L’apprentissage au filtre des neurosciences
Les forces armées appliquent depuis plusieurs années diverses techniques pour optimiser les fonctions cognitives des soldats afin d’améliorer leur attention et leurs prises de décision, aussi bien au quartier que lors des manœuvres ou des séances de tir, ou bien encore durant les opérations extérieures. Mais l’étude du cerveau étant relativement récente, il s’agit donc d’en tirer profit pour la formation militaire. Notons que ce champ d’études a permis de valider des techniques déjà mises en œuvre lors de formations existantes au sein de l’armée française.
Par exemple, l’implication dans l’action permet de mieux apprendre l’information reçue et l’expérience montre que les individus se rappellent mieux un évènement quand ils le vivent avec leur corps plutôt qu’avec un point de vue externe ou une approche uniquement cognitive. Ainsi, remonter une arme les yeux bandés correspond à la restitution d’un apprentissage qui est passé par la mémoire kinesthésique qui allie position du corps et contact physique. De plus, la construction d’un apprentissage à plusieurs permet de mieux retenir une information, ce qui est le lot des formations militaires collectives et renforce l’esprit de corps d’une unité.
Outils et pistes d’application chez les militaires
À partir des points listés ci – dessus, quelles applications possibles peut-on en tirer pour le monde militaire ? Et notamment pour celles ayant un effet sur l’optimisation de la préparation opérationnelle, la préservation de l’état physique du combattant et l’amélioration de ses performances ? Nombreuses sont les blessures physiques qui pourraient être évitées, que ce soit à l’entraînement ou en opération. À ce titre, l’intéroception, ou la prise de conscience de son corps, pourrait constituer un moyen de les réduire ou de les éviter.
Les études cliniques démontrent en effet que l’attention portée au corps apporte une grande quantité d’informations au cerveau. L’une de ces études, menée sur la proprioception par le médecin principal Charles Verdonck de l’Institut de recherche biomédicale des armées (IRBA), a mis en exergue une prédictibilité de 70 % de risque de blessures lors du stage Commando Marine où 60 % des échecs sont dus à une blessure des membres inférieurs. L’idée est donc de renforcer la conscience du corps pour tenter de prévenir ce risque, au travers d’exercices issus de l’Optimisation des ressources des forces armées (ORFA). D’autre part, le neurofeedback, ou le contrôle de l’activité d’une région du cerveau d’un individu à l’aide d’un signal généré par sa propre activité cérébrale, est un champ d’études pour améliorer les performances fonctionnelles du cerveau.
Depuis environ 50 ans est apparue une pratique nommée « méditation de pleine conscience ». Elle a émergé en réponse au constat que le stress aigu produit une altération du cerveau réduisant considérablement les capacités de réflexion, d’attention, et de prises de décisions. Concrètement, pratiquer la méditation de pleine conscience revient à être présent au lieu où l’on est et à un moment donné, et à se concentrer sur les sensations qui nous traversent tout en prenant conscience du moindre détournement de son attention dans l’exécution d’une tâche simple. L’étape directement subséquente étant dans ce dernier cas la réorientation de l’attention sur ladite tâche, une sortie donc de l’effet tunnel. Dans le monde militaire, cette pratique tire son intérêt de l’amélioration constatée qu’elle apporte à la gestion des émotions, des capacités de résilience et d’adaptation. Néanmoins, son efficacité suppose une pratique régulière.

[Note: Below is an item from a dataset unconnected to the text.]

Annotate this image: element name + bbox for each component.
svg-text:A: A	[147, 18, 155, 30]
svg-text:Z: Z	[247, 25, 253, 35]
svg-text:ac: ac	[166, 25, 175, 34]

Une autre technique actuellement répandue pour la régulation du stress et la gestion de ses émotions est la cohérence cardiaque. Par des exercices respiratoires, brefs (cinq minutes) et réguliers (trois fois par jour), le système parasympathique, qui porte une grande partie de l’information intéroceptive, est renforcé, la lucidité est soutenue et la concentration améliorée. À cet effet, un outil individuel est en cours de développement, le Zenspire – Army.

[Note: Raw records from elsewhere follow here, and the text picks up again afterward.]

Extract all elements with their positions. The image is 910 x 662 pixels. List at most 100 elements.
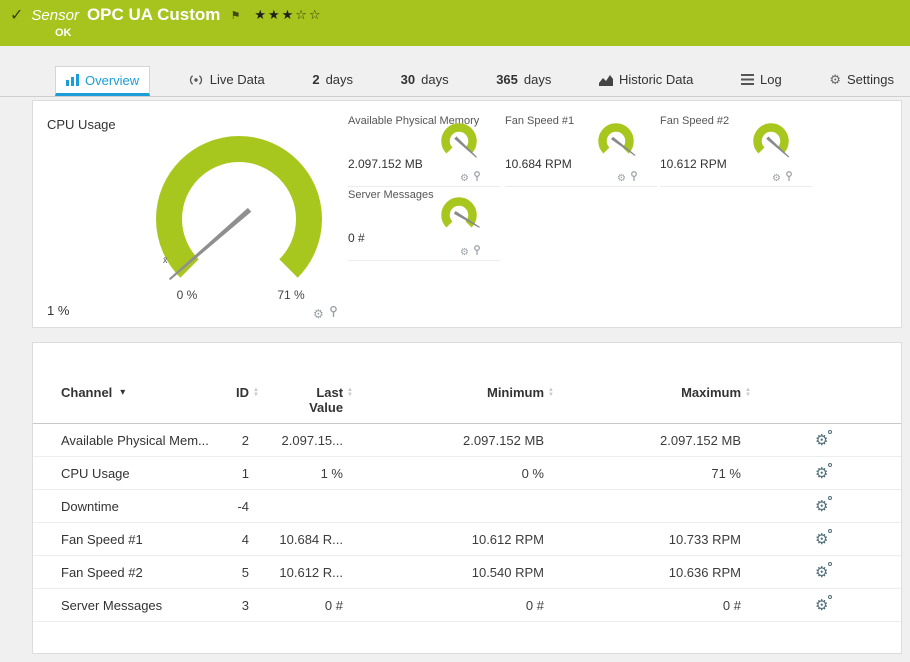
live-data-broadcast-icon [188,74,204,86]
channel-minimum: 0 % [521,465,544,481]
gauge-cell-server-messages: Server Messages 0 # ⚙ [348,189,500,261]
overview-chart-icon [66,74,79,86]
channel-settings-icon[interactable]: ⚙ [815,495,833,515]
cpu-gauge: x̄ 0 % 71 % [156,136,322,302]
channel-id: 1 [241,465,249,481]
channel-maximum: 0 # [722,597,741,613]
server-messages-gauge [441,197,480,228]
channel-name[interactable]: Available Physical Mem... [61,433,211,448]
stars-filled: ★★★ [254,7,296,22]
priority-stars[interactable]: ★★★☆☆ [254,7,322,23]
channel-maximum: 2.097.152 MB [660,432,741,448]
object-kind-label: Sensor [31,6,79,24]
column-label: Minimum [486,385,545,400]
channel-id: -4 [237,498,249,514]
channel-settings-icon[interactable]: ⚙ [815,561,833,581]
gauge-value: 2.097.152 MB [348,157,423,171]
cpu-current-value: 1 % [47,303,70,318]
channel-id: 2 [241,432,249,448]
channel-name[interactable]: CPU Usage [61,466,211,481]
tab-2-days[interactable]: 2 days [302,66,363,96]
channel-last-value: 0 # [324,597,343,613]
gauge-gear-icon[interactable]: ⚙ [772,173,781,184]
log-list-icon [741,74,754,85]
channel-name[interactable]: Fan Speed #1 [61,532,211,547]
gauge-cell-fan2: Fan Speed #2 10.612 RPM ⚙ [660,115,812,187]
tab-settings[interactable]: ⚙ Settings [819,66,904,96]
status-badge: OK [55,27,72,39]
sort-icons[interactable]: ▲ ▼ [745,387,751,398]
column-label: Maximum [681,385,742,400]
gauge-pin-icon[interactable] [630,169,638,187]
table-row: Server Messages 3 0 # 0 # 0 # ⚙ [33,589,901,622]
tab-label: Settings [846,72,894,87]
tab-label: Live Data [209,72,265,87]
channel-minimum: 10.612 RPM [471,531,544,547]
table-row: Available Physical Mem... 2 2.097.15... … [33,424,901,457]
channel-maximum: 71 % [711,465,741,481]
gauge-value: 10.612 RPM [660,157,727,171]
gauge-value: 10.684 RPM [505,157,572,171]
column-label: Channel [61,385,113,400]
tab-number: 2 [312,72,320,87]
channel-id: 5 [241,564,249,580]
column-header-minimum[interactable]: Minimum ▲ ▼ [353,385,554,400]
channel-name[interactable]: Downtime [61,499,211,514]
tab-overview[interactable]: Overview [55,66,151,96]
fan2-gauge [753,123,790,158]
channel-minimum: 0 # [525,597,544,613]
channel-settings-icon[interactable]: ⚙ [815,528,833,548]
tab-historic-data[interactable]: Historic Data [589,66,703,96]
gauge-pin-icon[interactable] [473,243,481,261]
channel-id: 3 [241,597,249,613]
gauge-gear-icon[interactable]: ⚙ [313,307,324,321]
table-row: Fan Speed #1 4 10.684 R... 10.612 RPM 10… [33,523,901,556]
tab-30-days[interactable]: 30 days [391,66,459,96]
tab-365-days[interactable]: 365 days [486,66,561,96]
gauge-pin-icon[interactable] [329,305,338,323]
historic-data-area-chart-icon [598,74,613,86]
cpu-gauge-arc [156,136,322,278]
channel-id: 4 [241,531,249,547]
column-label: ID [236,385,250,400]
column-header-last-value[interactable]: Last Value ▲ ▼ [259,385,353,415]
gauge-gear-icon[interactable]: ⚙ [460,247,469,258]
channel-last-value: 1 % [320,465,343,481]
stars-empty: ☆☆ [295,7,323,22]
gauge-gear-icon[interactable]: ⚙ [460,173,469,184]
column-header-maximum[interactable]: Maximum ▲ ▼ [554,385,751,400]
channel-settings-icon[interactable]: ⚙ [815,594,833,614]
table-header-row: Channel ▾ ID ▲ ▼ Last Value ▲ ▼ Minimum ▲ ▼… [33,377,901,424]
channel-minimum: 10.540 RPM [471,564,544,580]
table-row: CPU Usage 1 1 % 0 % 71 % ⚙ [33,457,901,490]
channel-name[interactable]: Fan Speed #2 [61,565,211,580]
sort-down-icon: ▼ [745,392,751,398]
channel-last-value: 2.097.15... [281,432,343,448]
channel-maximum: 10.636 RPM [668,564,741,580]
column-header-id[interactable]: ID ▲ ▼ [211,385,259,400]
channel-settings-icon[interactable]: ⚙ [815,429,833,449]
tab-label: Overview [85,72,140,88]
gauge-gear-icon[interactable]: ⚙ [617,173,626,184]
tab-live-data[interactable]: Live Data [178,66,275,96]
gauge-pin-icon[interactable] [473,169,481,187]
tab-log[interactable]: Log [731,66,792,96]
channel-name[interactable]: Server Messages [61,598,211,613]
channel-last-value: 10.612 R... [279,564,343,580]
tab-label: days [523,72,552,87]
gauge-pin-icon[interactable] [785,169,793,187]
sensor-header: ✓ Sensor OPC UA Custom ⚑ ★★★☆☆ OK [0,0,910,46]
table-row: Fan Speed #2 5 10.612 R... 10.540 RPM 10… [33,556,901,589]
cpu-average-marker: x̄ [163,255,168,265]
tab-number: 30 [400,72,416,87]
gauge-value: 0 # [348,231,365,245]
channel-table-panel: Channel ▾ ID ▲ ▼ Last Value ▲ ▼ Minimum ▲ ▼… [32,342,902,654]
channel-settings-icon[interactable]: ⚙ [815,462,833,482]
flag-icon[interactable]: ⚑ [230,9,240,22]
column-label: Last Value [309,385,344,415]
status-ok-check-icon: ✓ [10,7,24,24]
tab-label: days [325,72,354,87]
cpu-gauge-min-label: 0 % [177,288,198,302]
tab-bar: Overview Live Data 2 days 30 days 365 da… [0,66,910,97]
column-header-channel[interactable]: Channel ▾ [61,385,211,400]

Enfin une autre pratique qui a prouvé son efficacité : la psychologie positive vise le fonctionnement optimum d’un individu ou d’une unité, par le renforcement de ses ressources psychologiques afin d’améliorer sensiblement la motivation, la résilience de chacun et donc les forces morales de la troupe. Parmi les expérimentations récentes sur le sujet, citons les programmes Firecare, Cocare, Don’t it et Em Care, respectivement menées pour la Brigade de sapeurs – pompiers de Paris (BSPP) et les stagiaires de l’École de guerre. Les résultats ont été probants, par exemple en réduisant l’épuisement opérationnel, les troubles du sommeil ou les biais cognitifs des individus lors de leurs activités opérationnelles ou de formation.